Before you start, upload your WAV audio file/s to the audio directory!

In [None]:
# create SRT file from audio directory
import glob
wav_files = glob.glob("audio/*.wav")

for file in wav_files:
    !whisperx "{file}" --model large-v3 --output_format srt \
    --condition_on_previous_text True --max_line_width 250 \
    --max_line_count 1 --segment_resolution sentence \
    --align_mode WAV2VEC2_ASR_LARGE_LV60K_960H

In [None]:
# create segmented audios
!python srtsegmenter.py

In [None]:
# add a duration of silence to the end of each audio clip
!python add_padding.py

In [None]:
!apt-get update && apt-get install espeak

In [None]:
#create the train_list.txt and val_list.txt files
!python phonemized.py --language en-us

# 2. Fine-tuning with StyleTTS2

###Install packages and download models

In [None]:
%%shell
git clone https://github.com/yl4579/StyleTTS2.git
cd StyleTTS2
pip install SoundFile munch pydub pyyaml librosa nltk matplotlib accelerate transformers phonemizer einops einops-exts tqdm typing-extensions git+https://github.com/resemble-ai/monotonic_align.git
git-lfs clone https://huggingface.co/yl4579/StyleTTS2-LibriTTS
mv StyleTTS2-LibriTTS/Models .

In [None]:
!pip uninstall torchvision -y

In [None]:
# make sure it is compatible with torch version
!pip install torchvision==0.18.1 --index-url https://download.pytorch.org/whl/cu118

###Change the finetuning config

In [None]:
#depends on your GPU resources
config_path = "Configs/config_ft.yml"

import yaml
config = yaml.safe_load(open(config_path))

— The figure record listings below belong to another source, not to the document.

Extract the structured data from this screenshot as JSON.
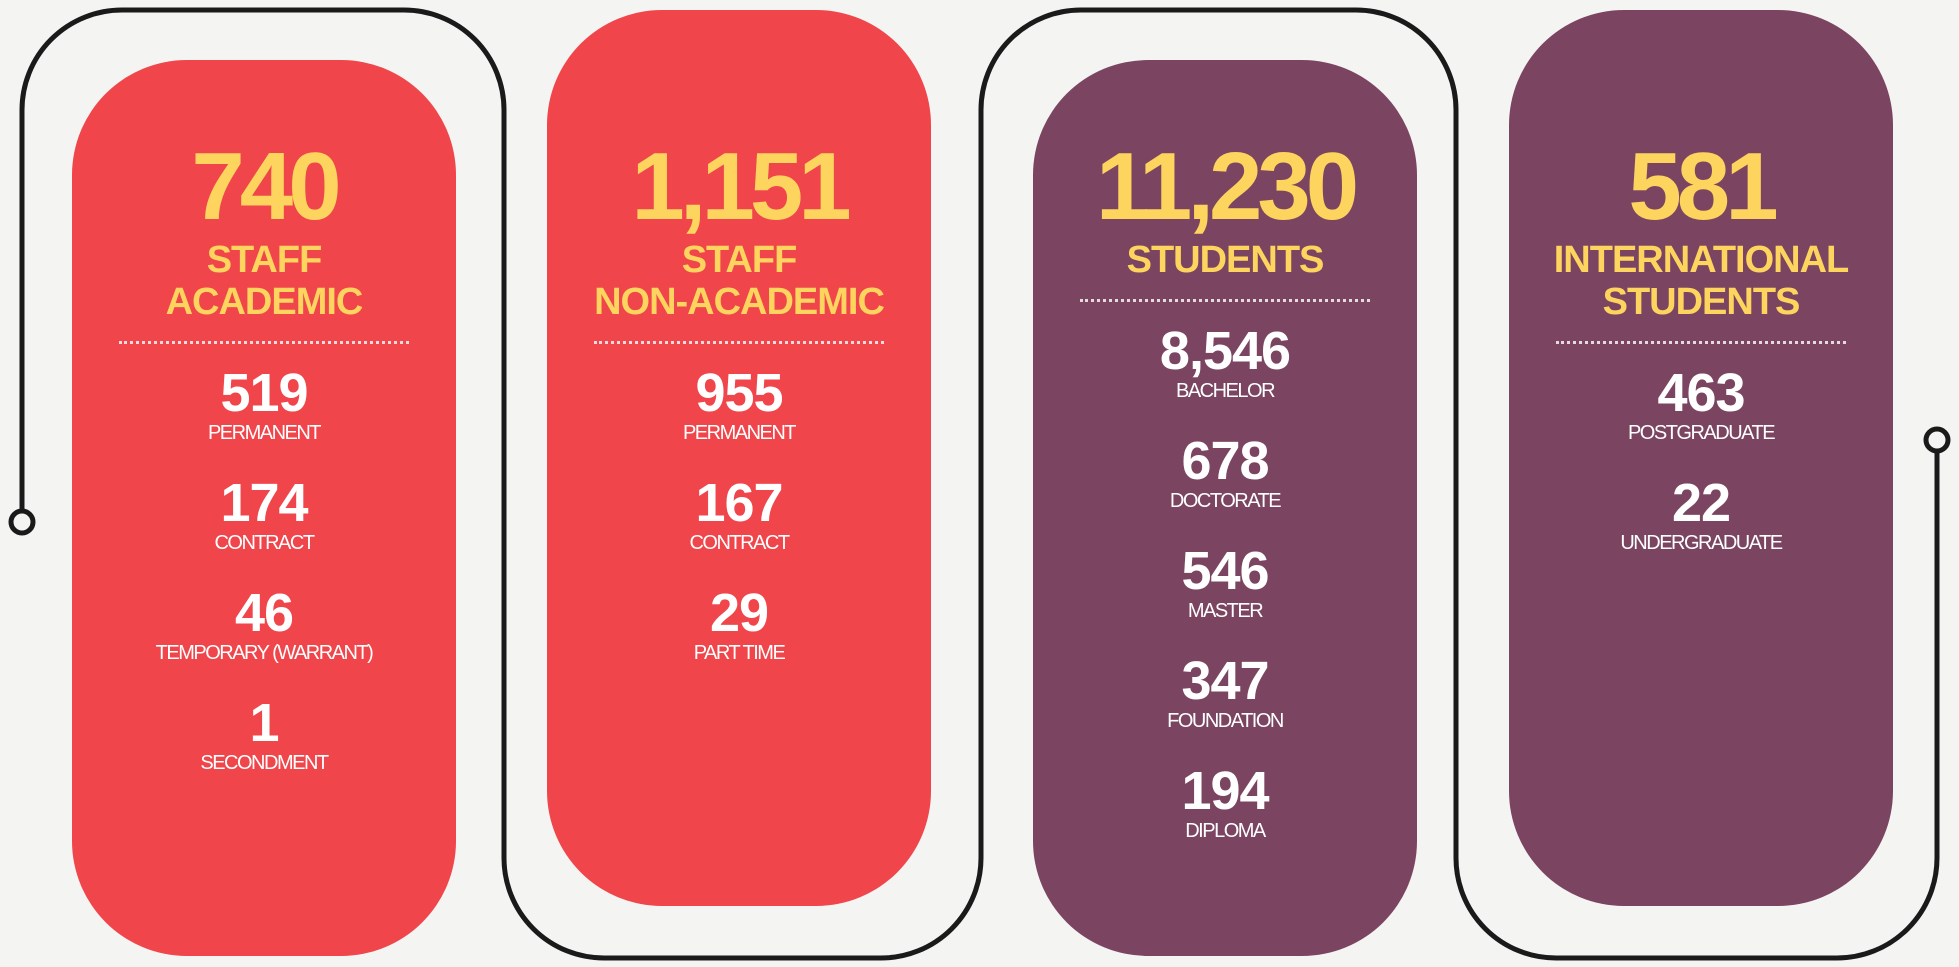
{
  "cards": [
    {
      "total": "740",
      "title": [
        "STAFF",
        "ACADEMIC"
      ],
      "items": [
        {
          "value": "519",
          "label": "PERMANENT"
        },
        {
          "value": "174",
          "label": "CONTRACT"
        },
        {
          "value": "46",
          "label": "TEMPORARY (WARRANT)"
        },
        {
          "value": "1",
          "label": "SECONDMENT"
        }
      ]
    },
    {
      "total": "1,151",
      "title": [
        "STAFF",
        "NON-ACADEMIC"
      ],
      "items": [
        {
          "value": "955",
          "label": "PERMANENT"
        },
        {
          "value": "167",
          "label": "CONTRACT"
        },
        {
          "value": "29",
          "label": "PART TIME"
        }
      ]
    },
    {
      "total": "11,230",
      "title": [
        "STUDENTS"
      ],
      "items": [
        {
          "value": "8,546",
          "label": "BACHELOR"
        },
        {
          "value": "678",
          "label": "DOCTORATE"
        },
        {
          "value": "546",
          "label": "MASTER"
        },
        {
          "value": "347",
          "label": "FOUNDATION"
        },
        {
          "value": "194",
          "label": "DIPLOMA"
        }
      ]
    },
    {
      "total": "581",
      "title": [
        "INTERNATIONAL",
        "STUDENTS"
      ],
      "items": [
        {
          "value": "463",
          "label": "POSTGRADUATE"
        },
        {
          "value": "22",
          "label": "UNDERGRADUATE"
        }
      ]
    }
  ]
}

config['data_params']['root_path'] = "Data/wavs"

config['batch_size'] = 2 # not enough RAM
config['max_len'] = 100 # not enough RAM
config['loss_params']['joint_epoch'] = 110

with open(config_path, 'w') as outfile:
  yaml.dump(config, outfile, default_flow_style=True)

###Start finetuning

In [None]:
!python train_finetune.py --config_path ./Configs/config_ft.yml

#3. Inference

In [None]:
text = '''Maltby and Company would issue warrants on them deliverable to the importer, and the goods were then passed to be stored in neighboring warehouses.
'''

In [None]:
# upload a reference audio
path = "Data/wavs/YOUR_REFERENCE_AUDIO.wav"
# this style vector ref_s can be saved as a parameter together with the model weights
ref_s = compute_style(path)

In [None]:
import time
from inference import inference

start = time.time()
wav = inference(text, ref_s, alpha=0.9, beta=0.9, diffusion_steps=10, embedding_scale=1)
rtf = (time.time() - start) / (len(wav) / 24000)
print(f"RTF = {rtf:5f}")
import IPython.display as ipd
display(ipd.Audio(wav, rate=24000, normalize=False))